Refuser de prendre à rebrousse-poil Pékin ne veut pas dire ne rien faire. Comme l’a récemment martelé Jean-Claude Juncker, le président de la Commission, le temps de la « naïveté » européenne est terminé. L’exécutif européen a donc proposé, le 9 novembre dernier, de resserrer les mailles de sa législation anti-dumping et anti-subventions pour continuer à « lutter contre les distorsions de marché, mais sans désigner spécifiquement la Chine », explique-t-on à Bruxelles. « En fait, on va résoudre la question chinoise sans la traiter spécifiquement », explique un fonctionnaire de la Commission : « Nous allons abandonner la liste noire des pays membres de l’OMC qui ne sont pas des économies de marché et appliquer une nouvelle méthodologie anti-dumping à tout le monde, ce qui va empêcher les Chinois de hurler à la discrimination. Comme dans le Guépard de Visconti, « il faut tout changer pour que rien ne change »». Ainsi, pour analyser les distorsions de concurrence, l’Union ne prendra pas seulement en compte les prix sur le marché intérieur, mais aussi les politiques publiques et l’influence de l’Etat, la prédominance des entreprises publiques, la discrimination en faveur des entreprises nationales ou encore l’indépendance du secteur financier. Et l’administration de la preuve par les entreprises européennes sera facilitée. « Avec cette méthode, le niveau des droits antidumping qui frappe la Chine sera équivalent au niveau actuel », affirme la Commission. En attendant que les vingt-huit Etats et le Parlement européen adopte cette nouvelle législation, sans doute d’ici un an, l’ancien système continuera à s’appliquer : « le 11 décembre est donc bien un non-événement », estime un fonctionnaire européen. Comme pour le souligner, la Commission a ouvert vendredi une enquête anti-dumping contre trois nouveaux produits chinois… En clair, l’Union va continuer à considérer que la Chine n’est pas un pays à économie de marché, mais sans le proclamer et en évitant les foudres de l’OMC.
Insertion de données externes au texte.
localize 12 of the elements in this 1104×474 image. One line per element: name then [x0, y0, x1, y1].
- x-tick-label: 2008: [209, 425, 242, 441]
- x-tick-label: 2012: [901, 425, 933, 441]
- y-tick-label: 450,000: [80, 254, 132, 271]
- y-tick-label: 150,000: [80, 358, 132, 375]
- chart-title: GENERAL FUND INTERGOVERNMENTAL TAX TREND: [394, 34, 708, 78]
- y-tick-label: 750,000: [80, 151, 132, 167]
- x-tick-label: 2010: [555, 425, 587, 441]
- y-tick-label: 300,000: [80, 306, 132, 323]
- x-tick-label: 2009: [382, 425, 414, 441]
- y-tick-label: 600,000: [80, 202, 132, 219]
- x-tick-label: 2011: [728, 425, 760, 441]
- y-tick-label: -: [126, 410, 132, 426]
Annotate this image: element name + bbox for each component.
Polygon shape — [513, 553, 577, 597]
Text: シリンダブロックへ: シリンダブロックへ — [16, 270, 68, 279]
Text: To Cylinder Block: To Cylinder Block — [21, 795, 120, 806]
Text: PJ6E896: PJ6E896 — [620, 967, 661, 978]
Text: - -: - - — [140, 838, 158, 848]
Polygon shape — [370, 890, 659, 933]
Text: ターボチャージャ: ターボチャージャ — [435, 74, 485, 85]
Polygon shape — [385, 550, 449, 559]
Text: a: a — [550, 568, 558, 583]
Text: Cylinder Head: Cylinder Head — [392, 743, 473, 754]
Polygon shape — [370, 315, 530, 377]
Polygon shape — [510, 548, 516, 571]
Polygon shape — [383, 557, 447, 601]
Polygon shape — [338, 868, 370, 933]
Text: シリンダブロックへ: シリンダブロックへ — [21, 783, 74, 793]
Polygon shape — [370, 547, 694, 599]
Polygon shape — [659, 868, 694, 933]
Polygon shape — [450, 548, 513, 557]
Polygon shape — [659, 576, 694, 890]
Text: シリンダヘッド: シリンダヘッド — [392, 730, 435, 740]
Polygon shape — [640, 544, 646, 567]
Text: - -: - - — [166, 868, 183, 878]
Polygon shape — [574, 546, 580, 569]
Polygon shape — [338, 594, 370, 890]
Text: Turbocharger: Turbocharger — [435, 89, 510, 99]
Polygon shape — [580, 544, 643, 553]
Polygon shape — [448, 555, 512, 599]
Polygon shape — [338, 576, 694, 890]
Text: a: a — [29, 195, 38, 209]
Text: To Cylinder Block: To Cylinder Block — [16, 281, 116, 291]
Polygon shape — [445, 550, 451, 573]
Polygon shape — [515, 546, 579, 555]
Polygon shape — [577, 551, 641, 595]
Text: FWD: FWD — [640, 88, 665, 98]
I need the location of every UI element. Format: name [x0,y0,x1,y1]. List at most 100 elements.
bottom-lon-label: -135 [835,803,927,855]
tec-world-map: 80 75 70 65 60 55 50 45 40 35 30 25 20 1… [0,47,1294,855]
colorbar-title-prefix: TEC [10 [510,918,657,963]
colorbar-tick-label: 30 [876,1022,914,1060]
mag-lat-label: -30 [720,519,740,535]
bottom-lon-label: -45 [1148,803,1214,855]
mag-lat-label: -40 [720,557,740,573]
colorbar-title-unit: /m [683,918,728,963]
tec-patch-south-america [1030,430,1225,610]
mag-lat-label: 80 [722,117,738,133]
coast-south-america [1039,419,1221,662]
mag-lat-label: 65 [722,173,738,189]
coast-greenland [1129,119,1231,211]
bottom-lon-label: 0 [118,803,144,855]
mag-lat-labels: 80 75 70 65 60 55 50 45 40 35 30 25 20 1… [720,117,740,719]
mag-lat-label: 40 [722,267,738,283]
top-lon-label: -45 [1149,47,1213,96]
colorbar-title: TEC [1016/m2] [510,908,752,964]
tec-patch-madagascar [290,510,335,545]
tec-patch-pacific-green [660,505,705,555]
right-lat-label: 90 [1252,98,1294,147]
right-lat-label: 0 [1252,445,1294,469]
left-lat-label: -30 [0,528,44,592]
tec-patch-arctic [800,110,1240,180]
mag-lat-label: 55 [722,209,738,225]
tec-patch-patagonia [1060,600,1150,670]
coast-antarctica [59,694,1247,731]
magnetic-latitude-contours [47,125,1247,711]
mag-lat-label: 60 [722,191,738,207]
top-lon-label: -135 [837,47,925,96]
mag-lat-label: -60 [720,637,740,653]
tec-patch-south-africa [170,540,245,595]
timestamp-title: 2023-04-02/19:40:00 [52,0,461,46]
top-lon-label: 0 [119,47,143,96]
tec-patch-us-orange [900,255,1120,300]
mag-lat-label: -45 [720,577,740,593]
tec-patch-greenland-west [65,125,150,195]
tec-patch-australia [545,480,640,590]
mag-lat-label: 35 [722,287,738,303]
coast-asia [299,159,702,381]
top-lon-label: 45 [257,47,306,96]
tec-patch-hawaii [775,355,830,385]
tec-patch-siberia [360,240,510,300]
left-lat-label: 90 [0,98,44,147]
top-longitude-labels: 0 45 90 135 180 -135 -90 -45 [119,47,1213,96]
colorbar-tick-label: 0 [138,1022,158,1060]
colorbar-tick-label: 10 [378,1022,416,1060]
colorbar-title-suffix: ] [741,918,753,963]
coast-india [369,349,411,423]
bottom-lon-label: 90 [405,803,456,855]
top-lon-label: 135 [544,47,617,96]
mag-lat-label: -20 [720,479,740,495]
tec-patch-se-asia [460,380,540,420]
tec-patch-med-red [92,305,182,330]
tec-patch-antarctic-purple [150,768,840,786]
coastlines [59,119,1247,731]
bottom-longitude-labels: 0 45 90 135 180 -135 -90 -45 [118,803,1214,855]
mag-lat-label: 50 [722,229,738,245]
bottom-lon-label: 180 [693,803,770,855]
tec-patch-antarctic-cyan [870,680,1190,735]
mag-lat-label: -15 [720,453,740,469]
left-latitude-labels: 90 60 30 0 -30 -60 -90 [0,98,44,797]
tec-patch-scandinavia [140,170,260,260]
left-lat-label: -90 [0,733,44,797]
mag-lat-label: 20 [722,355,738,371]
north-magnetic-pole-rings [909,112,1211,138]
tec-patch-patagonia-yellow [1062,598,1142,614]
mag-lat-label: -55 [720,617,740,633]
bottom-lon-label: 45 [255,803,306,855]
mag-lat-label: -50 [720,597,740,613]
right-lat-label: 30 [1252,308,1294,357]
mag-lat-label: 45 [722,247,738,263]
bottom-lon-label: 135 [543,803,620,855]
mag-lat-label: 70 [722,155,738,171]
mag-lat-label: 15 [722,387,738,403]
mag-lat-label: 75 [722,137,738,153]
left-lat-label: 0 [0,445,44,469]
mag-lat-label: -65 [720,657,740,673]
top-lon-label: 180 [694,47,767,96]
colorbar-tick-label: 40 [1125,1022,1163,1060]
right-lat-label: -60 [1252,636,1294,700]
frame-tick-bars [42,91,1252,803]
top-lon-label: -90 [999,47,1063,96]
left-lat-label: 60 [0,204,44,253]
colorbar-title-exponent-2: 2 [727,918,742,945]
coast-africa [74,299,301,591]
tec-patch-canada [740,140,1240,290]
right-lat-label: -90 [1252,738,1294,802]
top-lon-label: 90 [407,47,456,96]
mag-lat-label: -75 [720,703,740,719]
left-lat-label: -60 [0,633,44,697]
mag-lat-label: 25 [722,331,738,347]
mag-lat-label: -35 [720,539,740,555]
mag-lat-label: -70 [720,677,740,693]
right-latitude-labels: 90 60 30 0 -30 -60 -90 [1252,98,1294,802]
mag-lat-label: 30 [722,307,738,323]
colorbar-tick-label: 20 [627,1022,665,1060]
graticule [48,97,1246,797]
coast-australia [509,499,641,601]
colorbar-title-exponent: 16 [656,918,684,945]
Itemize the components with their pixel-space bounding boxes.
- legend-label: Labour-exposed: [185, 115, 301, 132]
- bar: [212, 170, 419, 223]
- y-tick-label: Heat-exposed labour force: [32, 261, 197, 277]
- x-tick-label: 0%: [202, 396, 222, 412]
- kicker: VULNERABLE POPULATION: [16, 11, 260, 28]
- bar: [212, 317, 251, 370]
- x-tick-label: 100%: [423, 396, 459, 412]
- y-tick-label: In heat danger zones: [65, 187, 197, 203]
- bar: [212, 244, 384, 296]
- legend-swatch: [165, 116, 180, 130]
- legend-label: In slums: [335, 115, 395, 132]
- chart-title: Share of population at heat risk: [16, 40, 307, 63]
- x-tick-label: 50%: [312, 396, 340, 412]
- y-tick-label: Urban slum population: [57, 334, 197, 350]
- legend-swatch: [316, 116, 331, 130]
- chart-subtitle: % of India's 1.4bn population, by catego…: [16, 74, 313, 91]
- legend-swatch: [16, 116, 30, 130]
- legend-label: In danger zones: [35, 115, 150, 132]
Autre mauvaise nouvelle pour la Chine, le droits anti-dumping et anti-subventions de l’UE vont fortement augmenter. En effet, la Commission a proposé, en 2013, de modifier le règlement européen du 22 décembre 1995, afin d’abandonner la règle dite « du moindre droit » : « cette règle impose que droit de douane soit proportionnel au dommage subi, ce qui limite son montant entre 20 et 30 % du prix du produit, alors que les États-Unis appliquent des droits punitifs qui peuvent monter jusqu’à 200 % », explique un diplomate français. Cette réforme a été adoptée mardi 13 décembre par le Conseil des ministres et doit encore l’être par le Parlement européen. Seuls les libre-échangistes comme la Grande-Bretagne, la Suède, l’Irlande ou les Pays-Bas ont campé dans une opposition de principe à tout durcissement des instruments de défense commerciale.
N.B. : version longue de mon article paru lundi dans Libération.